Imran Khan a aussi pâti de la dégradation de ses liens avec l’armée, qui était accusée d’avoir interféré en sa faveur pendant l’élection de 2018, même s’il paraît improbable qu’il ait pu se maintenir au pouvoir dimanche sans l’approbation tacite des militaires.
Ses efforts pour positionner le Pakistan en acteur régional incontournable n’ont guère porté non plus. Les liens avec Washington et les pays européens se sont distendus, notamment sous l’effet de ses diatribes contre l’islamophobie, déguisée à ses yeux en Occident sous les traits de la liberté d’expression.

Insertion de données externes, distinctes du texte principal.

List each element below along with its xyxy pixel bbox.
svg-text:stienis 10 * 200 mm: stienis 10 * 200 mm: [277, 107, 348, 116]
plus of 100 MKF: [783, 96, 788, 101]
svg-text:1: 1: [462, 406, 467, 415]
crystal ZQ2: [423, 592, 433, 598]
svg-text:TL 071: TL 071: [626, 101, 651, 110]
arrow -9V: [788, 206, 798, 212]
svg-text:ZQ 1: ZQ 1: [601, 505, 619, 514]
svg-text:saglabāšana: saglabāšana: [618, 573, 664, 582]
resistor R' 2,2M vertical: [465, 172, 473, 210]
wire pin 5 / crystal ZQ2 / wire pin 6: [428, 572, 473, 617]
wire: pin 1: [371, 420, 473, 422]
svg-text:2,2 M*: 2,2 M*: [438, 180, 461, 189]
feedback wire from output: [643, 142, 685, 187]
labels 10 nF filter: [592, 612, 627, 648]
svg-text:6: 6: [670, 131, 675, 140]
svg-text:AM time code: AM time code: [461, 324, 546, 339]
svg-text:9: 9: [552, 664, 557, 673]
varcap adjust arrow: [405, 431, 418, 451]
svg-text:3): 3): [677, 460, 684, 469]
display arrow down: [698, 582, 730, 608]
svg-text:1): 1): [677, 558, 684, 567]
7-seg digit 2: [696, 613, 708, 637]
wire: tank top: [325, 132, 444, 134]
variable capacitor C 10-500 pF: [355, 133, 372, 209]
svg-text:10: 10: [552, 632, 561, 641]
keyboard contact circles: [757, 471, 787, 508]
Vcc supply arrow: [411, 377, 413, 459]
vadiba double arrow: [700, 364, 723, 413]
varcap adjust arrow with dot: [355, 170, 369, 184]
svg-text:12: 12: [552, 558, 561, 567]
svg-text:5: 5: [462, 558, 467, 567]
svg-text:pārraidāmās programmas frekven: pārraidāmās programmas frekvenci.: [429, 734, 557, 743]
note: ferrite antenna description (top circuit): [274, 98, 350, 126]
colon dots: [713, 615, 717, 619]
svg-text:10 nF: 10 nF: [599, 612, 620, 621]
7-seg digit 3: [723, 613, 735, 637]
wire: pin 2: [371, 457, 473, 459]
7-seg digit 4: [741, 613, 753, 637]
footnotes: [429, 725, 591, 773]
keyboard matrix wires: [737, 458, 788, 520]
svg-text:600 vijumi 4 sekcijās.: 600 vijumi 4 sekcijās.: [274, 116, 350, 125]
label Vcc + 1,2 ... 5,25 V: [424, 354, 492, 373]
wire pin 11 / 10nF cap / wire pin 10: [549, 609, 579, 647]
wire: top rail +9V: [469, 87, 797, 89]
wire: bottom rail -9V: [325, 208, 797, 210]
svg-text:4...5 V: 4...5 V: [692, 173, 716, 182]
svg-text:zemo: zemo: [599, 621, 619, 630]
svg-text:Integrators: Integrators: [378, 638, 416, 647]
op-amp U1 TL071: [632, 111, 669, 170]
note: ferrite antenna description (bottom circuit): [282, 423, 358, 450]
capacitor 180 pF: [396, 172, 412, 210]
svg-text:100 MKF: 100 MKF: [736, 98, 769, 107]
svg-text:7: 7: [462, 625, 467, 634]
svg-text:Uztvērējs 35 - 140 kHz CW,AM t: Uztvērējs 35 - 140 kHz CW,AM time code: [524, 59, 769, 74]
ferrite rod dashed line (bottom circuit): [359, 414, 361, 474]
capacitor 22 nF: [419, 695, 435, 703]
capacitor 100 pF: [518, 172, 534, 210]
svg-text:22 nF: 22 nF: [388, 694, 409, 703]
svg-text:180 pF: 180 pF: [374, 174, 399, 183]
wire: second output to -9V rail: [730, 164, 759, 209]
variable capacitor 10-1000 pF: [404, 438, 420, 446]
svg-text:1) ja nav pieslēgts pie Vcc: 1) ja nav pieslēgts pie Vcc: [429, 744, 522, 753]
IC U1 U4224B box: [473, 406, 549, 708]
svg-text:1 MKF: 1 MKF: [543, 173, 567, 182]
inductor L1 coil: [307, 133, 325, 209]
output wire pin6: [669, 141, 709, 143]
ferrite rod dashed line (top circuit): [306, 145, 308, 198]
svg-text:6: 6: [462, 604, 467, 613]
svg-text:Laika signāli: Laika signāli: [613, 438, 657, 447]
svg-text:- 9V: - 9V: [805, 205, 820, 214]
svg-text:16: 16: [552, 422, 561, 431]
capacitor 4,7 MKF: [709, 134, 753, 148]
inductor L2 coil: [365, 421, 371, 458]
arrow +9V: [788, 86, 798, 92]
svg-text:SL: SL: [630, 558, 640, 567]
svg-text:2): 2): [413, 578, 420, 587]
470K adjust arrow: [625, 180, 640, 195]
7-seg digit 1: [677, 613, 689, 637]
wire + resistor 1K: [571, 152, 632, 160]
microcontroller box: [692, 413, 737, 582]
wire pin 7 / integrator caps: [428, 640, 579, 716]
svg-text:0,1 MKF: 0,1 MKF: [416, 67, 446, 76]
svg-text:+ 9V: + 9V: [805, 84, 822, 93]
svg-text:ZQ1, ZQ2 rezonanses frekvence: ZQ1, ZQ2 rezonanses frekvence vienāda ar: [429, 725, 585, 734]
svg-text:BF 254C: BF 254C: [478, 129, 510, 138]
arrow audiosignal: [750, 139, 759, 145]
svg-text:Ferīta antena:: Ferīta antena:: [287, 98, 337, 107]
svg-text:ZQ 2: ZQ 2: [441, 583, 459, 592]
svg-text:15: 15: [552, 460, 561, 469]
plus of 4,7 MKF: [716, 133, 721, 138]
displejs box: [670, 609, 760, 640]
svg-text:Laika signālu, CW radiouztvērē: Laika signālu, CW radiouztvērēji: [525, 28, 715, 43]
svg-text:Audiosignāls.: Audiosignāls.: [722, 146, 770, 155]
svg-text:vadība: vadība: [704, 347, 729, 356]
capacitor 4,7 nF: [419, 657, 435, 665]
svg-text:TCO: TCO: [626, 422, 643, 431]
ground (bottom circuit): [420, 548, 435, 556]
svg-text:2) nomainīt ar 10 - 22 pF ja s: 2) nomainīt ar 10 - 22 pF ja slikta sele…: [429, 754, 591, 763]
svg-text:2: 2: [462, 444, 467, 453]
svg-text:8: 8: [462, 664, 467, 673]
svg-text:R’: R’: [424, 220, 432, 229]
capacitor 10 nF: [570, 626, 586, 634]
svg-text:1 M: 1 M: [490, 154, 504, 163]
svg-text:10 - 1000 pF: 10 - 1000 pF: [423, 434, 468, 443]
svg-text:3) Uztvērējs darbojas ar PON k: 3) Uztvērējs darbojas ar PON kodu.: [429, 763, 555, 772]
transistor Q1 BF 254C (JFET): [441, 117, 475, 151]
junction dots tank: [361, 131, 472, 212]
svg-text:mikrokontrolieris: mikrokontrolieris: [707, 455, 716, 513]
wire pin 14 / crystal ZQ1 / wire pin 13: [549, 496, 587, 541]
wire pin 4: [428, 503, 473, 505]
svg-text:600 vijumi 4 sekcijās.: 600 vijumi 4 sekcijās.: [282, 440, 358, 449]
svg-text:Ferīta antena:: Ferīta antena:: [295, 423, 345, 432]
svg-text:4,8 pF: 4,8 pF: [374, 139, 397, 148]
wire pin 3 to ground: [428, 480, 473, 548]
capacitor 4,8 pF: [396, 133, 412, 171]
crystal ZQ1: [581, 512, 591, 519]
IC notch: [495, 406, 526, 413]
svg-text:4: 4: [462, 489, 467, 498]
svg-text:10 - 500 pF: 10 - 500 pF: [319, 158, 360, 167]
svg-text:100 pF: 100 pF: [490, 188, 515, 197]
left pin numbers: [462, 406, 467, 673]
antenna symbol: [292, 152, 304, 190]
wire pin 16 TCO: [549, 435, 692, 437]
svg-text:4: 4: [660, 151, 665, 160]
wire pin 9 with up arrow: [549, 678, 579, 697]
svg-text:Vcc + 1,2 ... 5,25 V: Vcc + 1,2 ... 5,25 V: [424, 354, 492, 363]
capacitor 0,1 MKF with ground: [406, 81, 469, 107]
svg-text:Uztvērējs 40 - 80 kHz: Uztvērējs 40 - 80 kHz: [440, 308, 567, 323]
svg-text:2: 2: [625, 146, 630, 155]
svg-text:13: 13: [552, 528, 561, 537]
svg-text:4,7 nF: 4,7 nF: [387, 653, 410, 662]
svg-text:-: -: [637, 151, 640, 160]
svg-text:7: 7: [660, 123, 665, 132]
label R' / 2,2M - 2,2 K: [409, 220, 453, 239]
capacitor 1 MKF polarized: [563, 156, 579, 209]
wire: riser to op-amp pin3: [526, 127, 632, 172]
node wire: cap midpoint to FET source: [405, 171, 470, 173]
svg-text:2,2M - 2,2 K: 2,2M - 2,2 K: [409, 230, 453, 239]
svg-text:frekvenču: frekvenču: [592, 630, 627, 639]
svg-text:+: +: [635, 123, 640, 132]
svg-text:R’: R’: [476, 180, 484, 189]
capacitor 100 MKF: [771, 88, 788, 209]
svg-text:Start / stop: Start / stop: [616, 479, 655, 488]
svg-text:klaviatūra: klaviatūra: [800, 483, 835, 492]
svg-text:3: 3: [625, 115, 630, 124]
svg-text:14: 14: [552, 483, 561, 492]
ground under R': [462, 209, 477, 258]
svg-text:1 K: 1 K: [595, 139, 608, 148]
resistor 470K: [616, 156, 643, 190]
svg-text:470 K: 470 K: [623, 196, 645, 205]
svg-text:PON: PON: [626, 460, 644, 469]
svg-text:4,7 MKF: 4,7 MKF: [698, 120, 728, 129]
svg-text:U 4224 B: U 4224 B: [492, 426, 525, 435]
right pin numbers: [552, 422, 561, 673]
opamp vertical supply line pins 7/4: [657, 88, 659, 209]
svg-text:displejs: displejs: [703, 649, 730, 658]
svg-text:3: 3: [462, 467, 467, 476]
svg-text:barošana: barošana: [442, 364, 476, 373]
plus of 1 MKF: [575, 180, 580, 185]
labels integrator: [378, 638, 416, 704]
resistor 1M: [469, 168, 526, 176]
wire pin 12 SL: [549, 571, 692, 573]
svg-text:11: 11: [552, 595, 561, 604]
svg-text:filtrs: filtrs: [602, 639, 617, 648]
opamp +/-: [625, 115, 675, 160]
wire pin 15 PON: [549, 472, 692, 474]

Complaisance envers les radicaux
Islamabad s’est encore plus rapproché de la Chine. Et la visite officielle à Moscou d’Imran Khan le jour même du déclenchement de la guerre en Ukraine lui a valu nombre de moqueries.
Ce fils d’une riche famille de Lahore, diplômé d’Oxford, marié trois fois après avoir entretenu pendant sa carrière sportive une réputation de play-boy habitué aux boîtes de nuit les plus sélect de Londres, s’est aussi vu reprocher sa complaisance envers les religieux radicaux.
Marié en troisièmes noces en 2018 avec Bushra Bibi, issue d’une famille conservatrice et qui porte le voile, et s’affichant souvent le chapelet à la main, il a défendu avec véhémence la controversée loi sur le blasphème.
En novembre, son gouvernement a levé l’interdiction pesant sur le Tehreek-e-Labbaik Pakistan (TLP), décrétée en avril après de violentes manifestations anti-françaises organisées par ce parti islamiste, qui dénonçait le soutien apporté par la France au droit de caricaturer, y compris le prophète Mahomet.
Souvent accusé d’avoir restreint l’espace d’expression de la presse, Imran Khan a aussi suscité l’indignation des organisations féministes en établissant plusieurs fois un lien entre le viol et la manière de s’habiller des femmes, dans un pays où les violences sexuelles sont courantes.